An event is a collection of parameters that provide a snapshot of the player's state at that moment. For example: missionStarted and missionCompleted events might have the parameters missionID and missionName to describe which mission the events refer to. Over time these snapshots combine to form a complete picture of the player's behaviour.

Events are split into two categories:

  1. Standard events are provided for you and cannot be edited. These encompass several key metrics that are widely applicable to many games, and most of them are sent automatically by the Analytics SDK. For information about standard events, see the standard events page.
  2. Custom events must be created to fufil the unique requires of your game. For information about how to create custom events, see the create a custom event tutorial.

Once you are happy with the shapes of your events on the dashboard, you can record them from your game.

What needs to be tracked in the game?

When you design something in your game, you need to have a reason for it. Track how players interact with your game to validate your intentions and answer questions such as:

  • How difficult is this level?
  • Is my tutorial easy to follow?
  • Have a lot of players purchased this offer?

For the question "Is this level as hard as I think it is?", you could track when a player finishes a dungeon with an event called dungeonCompleted and parameters like:

  • dungeonName: Which dungeon was finished.
  • time: How long it look for the player to finish.
  • deathCount: How many times the player died before reaching the finish.
  • playerHealth: The health of the player at the end of the dungeon.
  • potionsUsed: How many potions the player used to finish the dungeon.

These events and details can then be used to create custom dashboards or in the Data Explorer to help you answer your original questions and monitor the health of your game.

Common tracking scenarios

First time user experience

In this case you want to check how many players complete the tutorial. Use a custom event that triggers once a tutorial step is completed, such as tutorialStepCompleted with a stepID parameter to indicate which step was completed.

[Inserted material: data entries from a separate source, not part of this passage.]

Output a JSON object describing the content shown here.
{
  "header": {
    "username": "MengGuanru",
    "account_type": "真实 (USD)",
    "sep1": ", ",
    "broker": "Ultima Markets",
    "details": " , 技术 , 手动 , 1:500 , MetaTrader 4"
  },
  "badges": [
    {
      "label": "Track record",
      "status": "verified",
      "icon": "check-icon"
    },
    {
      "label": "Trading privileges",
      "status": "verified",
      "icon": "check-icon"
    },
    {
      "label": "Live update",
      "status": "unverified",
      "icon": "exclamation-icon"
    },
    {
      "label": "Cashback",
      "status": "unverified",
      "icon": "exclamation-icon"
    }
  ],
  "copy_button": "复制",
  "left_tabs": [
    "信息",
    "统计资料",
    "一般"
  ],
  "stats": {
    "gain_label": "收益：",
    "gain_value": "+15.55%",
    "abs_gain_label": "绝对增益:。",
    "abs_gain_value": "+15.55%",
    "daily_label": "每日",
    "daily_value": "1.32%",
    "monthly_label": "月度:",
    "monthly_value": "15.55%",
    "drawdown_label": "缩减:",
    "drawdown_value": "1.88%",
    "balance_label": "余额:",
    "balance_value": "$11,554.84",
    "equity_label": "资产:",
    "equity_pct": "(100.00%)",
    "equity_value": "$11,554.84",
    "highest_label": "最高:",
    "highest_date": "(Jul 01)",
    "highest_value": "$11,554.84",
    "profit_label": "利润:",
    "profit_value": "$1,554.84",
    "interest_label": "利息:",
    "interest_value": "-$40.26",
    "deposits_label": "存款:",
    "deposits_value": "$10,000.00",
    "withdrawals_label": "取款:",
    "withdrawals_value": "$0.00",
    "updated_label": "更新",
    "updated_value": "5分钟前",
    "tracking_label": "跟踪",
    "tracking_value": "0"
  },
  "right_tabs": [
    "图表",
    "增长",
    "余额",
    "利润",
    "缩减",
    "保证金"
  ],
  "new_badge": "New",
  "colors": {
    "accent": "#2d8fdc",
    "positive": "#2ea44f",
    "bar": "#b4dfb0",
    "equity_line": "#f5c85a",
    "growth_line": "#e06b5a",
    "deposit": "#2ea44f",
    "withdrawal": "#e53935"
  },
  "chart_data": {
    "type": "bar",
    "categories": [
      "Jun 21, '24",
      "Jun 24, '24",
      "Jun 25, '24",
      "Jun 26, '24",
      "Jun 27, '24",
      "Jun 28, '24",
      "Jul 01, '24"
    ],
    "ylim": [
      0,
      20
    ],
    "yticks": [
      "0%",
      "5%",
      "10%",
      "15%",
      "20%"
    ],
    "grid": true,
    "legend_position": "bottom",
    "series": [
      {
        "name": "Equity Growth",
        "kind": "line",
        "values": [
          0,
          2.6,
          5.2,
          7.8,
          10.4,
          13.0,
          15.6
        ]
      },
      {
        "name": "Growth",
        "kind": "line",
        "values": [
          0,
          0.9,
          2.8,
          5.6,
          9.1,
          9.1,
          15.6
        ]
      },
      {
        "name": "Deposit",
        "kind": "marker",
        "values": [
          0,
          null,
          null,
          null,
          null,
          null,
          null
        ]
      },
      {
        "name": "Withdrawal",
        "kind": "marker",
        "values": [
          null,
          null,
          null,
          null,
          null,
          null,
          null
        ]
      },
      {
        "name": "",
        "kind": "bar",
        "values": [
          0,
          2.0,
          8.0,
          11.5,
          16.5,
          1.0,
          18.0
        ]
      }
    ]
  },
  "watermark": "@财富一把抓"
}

If you want more granularity in your tutorial analysis, you can also add an event that tracks when the tutorial begins so that you can determine if the tutorial is starting properly for all players. You can also add an event when the tutorial ends when a step is started to follow the complete player journey in the tutorial.

You can understand user drop off and where to optimize better with more custom events added to track within the first-time user experience.

An item is bought

For every virtual or real currency transaction in the game, you should always record a transaction event. The transaction standard event is used to populate the revenue dashboard and metrics in the Data Explorer. You can validate your revenue using the transaction event and the Unity IAP plugin. The transaction event already has many useful parameters to register what the player spent money on, how much they spent and what they received. All the parameters under productsReceived and productsSpent help you get set up.

For more information, see the record transaction events tutorial.

Feature adoption

Use both standard and custom events to measure the success of new features within the game and how users adopt them. For example, you might want to introduce guilds into the game. This is a feature which is important for long-term engagement and player interactions, especially for RPGs. You could implement the following events to track guild engagement:

  • guildJoined: User joins a guild.
  • guildLeft: User leaves a guild.
  • guildMessageSent: User sends a message in guild chat.
  • guildRole: User has an admin role within the guild.

Analyzing each of these events helps you determine how active users are within the guild feature and they can also be used with existing events to see their overall engagement with the game. Try comparing users who join a guild versus those who don't; it's possible that users in guilds spend more money or play more often.

Player lifecycle

Tracking the user's lifecycle throughout the game is important to determine when they stop playing the game or to identify any other issues with the game.

You could track users with events such as:

  • characterLevelUp: The current level of the user.
  • transaction: When a user makes a purchase.
  • guildJoined: When a user joins a guild.
  • currencyGained: Amount of in-game currency gained.

Using a variety of events is useful to see how users are engaging with the game and if there are any dropoff points that need optimizing. Analyzing level distribution shows what level users get to before they stop playing. Additionally, tracking their transactions is important as spenders are often more engaged in the game and play for longer.